Jade looked at him with surprise. “Wait – she kissed you?”

“Yes! She even told me at one point she wanted to go out with me, but she was afraid that she’d be stepping on your toes, since you’re her roommate. I take it that was a lie as well?”

“Ah am soooooo glad Rainbow ain’t here for this,” Applejack said to no one in particular. “You’d never hear the end of it.”

“AJ, shut up,” Jade told her, then turned to Code. “Code…are you serious about this?”

“Yes, I’m serious! What, you want pictures or something?”

“Look, Code…I know you’re not going to believe this when I tell you, but….” She sighed. “I never programmed her to do any of that. She was just supposed to be a normal roommate, and that was that. That’s why I told you she had a boyfriend. Not because she actually has one or because she could have one, but…she’s not supposed to be capable of it.” When Code looked at her oddly, she stated flat out, “Think about it: can a robot love? Is a robot capable of love?”

“Of course not! Otherwise we’d all owe our Roombas an apology or something.”

“That’s basically what a golem is. To use a human equivalent, it’s a simulacrum.” She broke out her phone, went to the Wikipedia page and passed it over.

He read the article, then looked up at her. “So, she’s a replicant?”

“A what?”

“You mean like Blade Runner?” Applejack asked.

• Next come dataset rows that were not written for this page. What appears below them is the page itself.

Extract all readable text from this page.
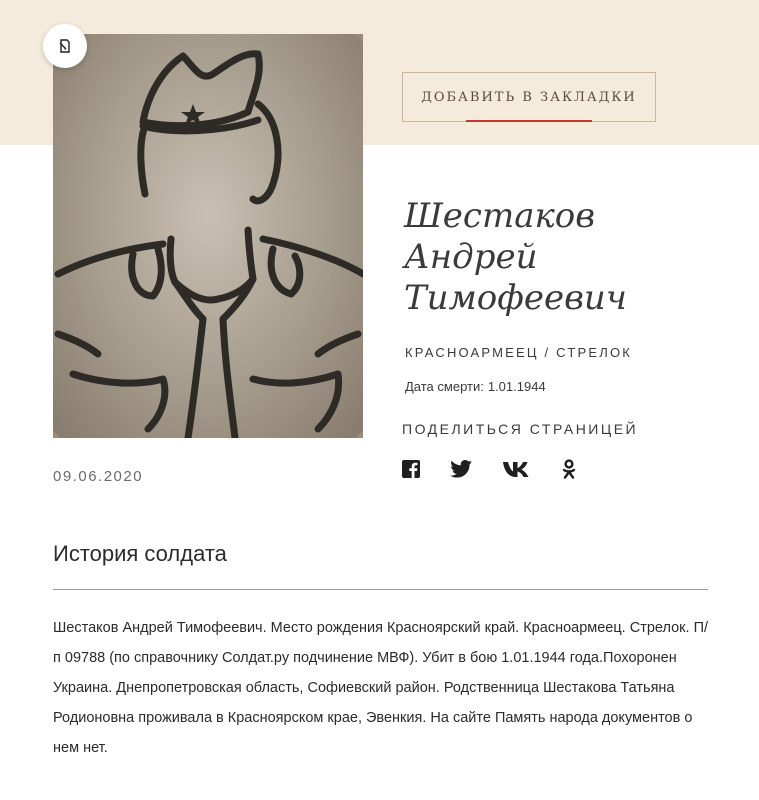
ДОБАВИТЬ В ЗАКЛАДКИ
Шестаков
Андрей
Тимофеевич
КРАСНОАРМЕЕЦ / СТРЕЛОК
Дата смерти: 1.01.1944
ПОДЕЛИТЬСЯ СТРАНИЦЕЙ
09.06.2020
История солдата
Шестаков Андрей Тимофеевич. Место рождения Красноярский край. Красноармеец. Стрелок. П/п 09788 (по справочнику Солдат.ру подчинение МВФ). Убит в бою 1.01.1944 года.Похоронен Украина. Днепропетровская область, Софиевский район. Родственница Шестакова Татьяна Родионовна проживала в Красноярском крае, Эвенкия. На сайте Память народа документов о нем нет.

When Jade looked at her, the teen shrugged. “You’re telling me Brae or Summer haven’t shown you that?”

Now it was Code’s turn. Grabbing his phone, he brought up the appropriate page on Wikipedia, passing that over to her, Jade read over it, then read it a second time. “I…guess? I mean, this is all just make-believe to me.”

“Yeah, well a few hours ago, you and all of this was just make-believe to me.”

“Hey, at least you didn’t reference Battlestar Galactica,” Applejack cracked, only to get stared at by both of them. “So much for helpful support, Ah guess.” She then looked at both of them. “You know, both of you are spinning your wheels here. If you’re that worried about her, why not go check on her?”

Later that afternoon in Jade’s alchemical lab, Code looked at the eight tanks, all carrying the girl that he liked. Except…now he wasn’t really sure if she was real…or a girl. Seeing her – all eight of her, floating, unconscious and asleep in the tubes was bad enough; worse so that all of them were her. But it was the fact that she floated in the tank there, completely nude…and with nothing to hide…that truly underscored the truth of it all.

He would have half-expected the girls present to give him some lecture about respecting Pearl’s privacy, but…it was hard to worry about privacy for someone who had no private parts. Furthermore, it was hard to worry about privacy for someone who technically wasn’t a someone.

And yet…seeing her like this? It was like she was in critical condition, like she was on the verge of death.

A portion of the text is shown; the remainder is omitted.